Molecular Signatures Database (MSigDB)

「遺伝子セット」のデータベースが、 Molecular Signatures Database (MSigDB) です。Broad institute の GSEA 内にあります。メールアドレスを登録することで閲覧が可能です。

MSigDB top
MSigDB のトップページ。

遺伝子セット

MSigDB の遺伝子セットは、大きく分けて6つのコレクションから構成されています。

  • c1: positional gene sets, 染色体の座標によるもの。
  • c2: curated gene sets, キュレーターが論文から取り出したもの。
  • c3: motif gene sets, 転写制御のモチーフごとのリスト。
  • c4: computational gene sets: がん由来のマイクロアレイデータをコンピューターで分析して作成したリスト
  • c5: GO gene sets, Gene Ontology (GO) から作成したリスト。
  • c6: oncogenic signatures, さまざまな因子の影響下にある、がん細胞のマイクロアレイデータから作成したリスト。

MSigDB の代表的な遺伝子セットとしては、c2 の論文から取得されたリストでしょう。

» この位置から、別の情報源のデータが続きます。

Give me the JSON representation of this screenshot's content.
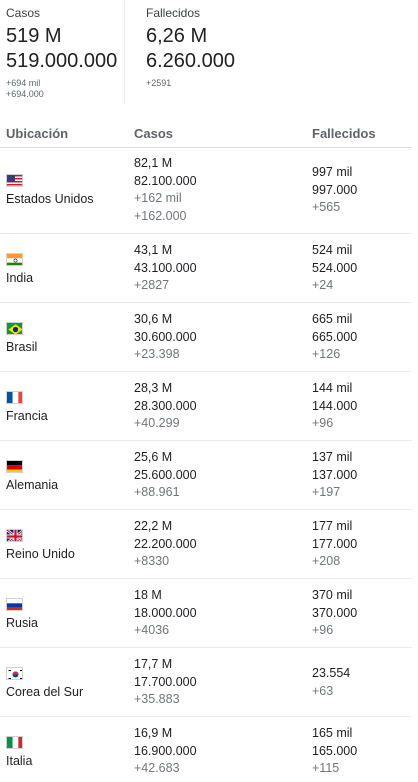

論文に書かれた遺伝子群をキュレーターがチェックして、遺伝子セットとして登録しています。また、この中には、BioCarta, KEGG, Reactome など、パスウェイに関するリストも含まれています。また、 c5 には、GO から得られた遺伝子セットもあります。つまり、GSEA を行うと、パスウェイ解析GO解析も同時に行えるといえます。(パスウェイの色づけはなく、アノテーションが最新とは限らないため、完全な代用にはなりませんが。)

> Subramanian, Tamayo, et al. (2005, PNAS 102, 15545-15550)

 

Gene Set Enrichment Analysis (GSEA)

Gene Set Enrichment Analysis (GSEA) は、GO解析パスウェイ解析、に並んで、よく用いられる解析手法の1つです。

後者の2つの解析は、原理的には、遺伝子発現が増加または減少した遺伝子群を多く含む「特定の遺伝子群」を探すというものでした。この「特定の遺伝子群」が、あるキーワードをアノテーションに持つ遺伝子群であったり(GO解析)、あるパスウェイに載っている遺伝子群であったり(パスウェイ解析)するわけです。

この「特定の遺伝子群」を「遺伝子セット (Gene Set)」として、あらかじめ準備しておき、増加または減少した遺伝子群が、どの「遺伝子セット」に多く含まれているかを調べるのが、Gene Set Enrichment Analysis (GSEA) です。

GSEA
GSEA のサイト。

例えば、GSEA遺伝子セットには、「stem cell で発現が増加していた遺伝子群」があります。これは論文 (Pubmed 12228720) の情報をもとに作成された遺伝子セットです。このような遺伝子セットは、キュレーターによって登録されており、Molecular Signatures Database (MSigDB) と呼ばれるデータベースとして公開されています。

a gene set
遺伝子セットの例。

GSEA の利用、MSigDB の閲覧には、メールアドレスの登録が必要です。

> Subramanian,Tamayo, et al. (2005, PNAS 102, 15545-15550) and Mootha, Lindgren, et al. (2003, Nat Genet 34, 267-273).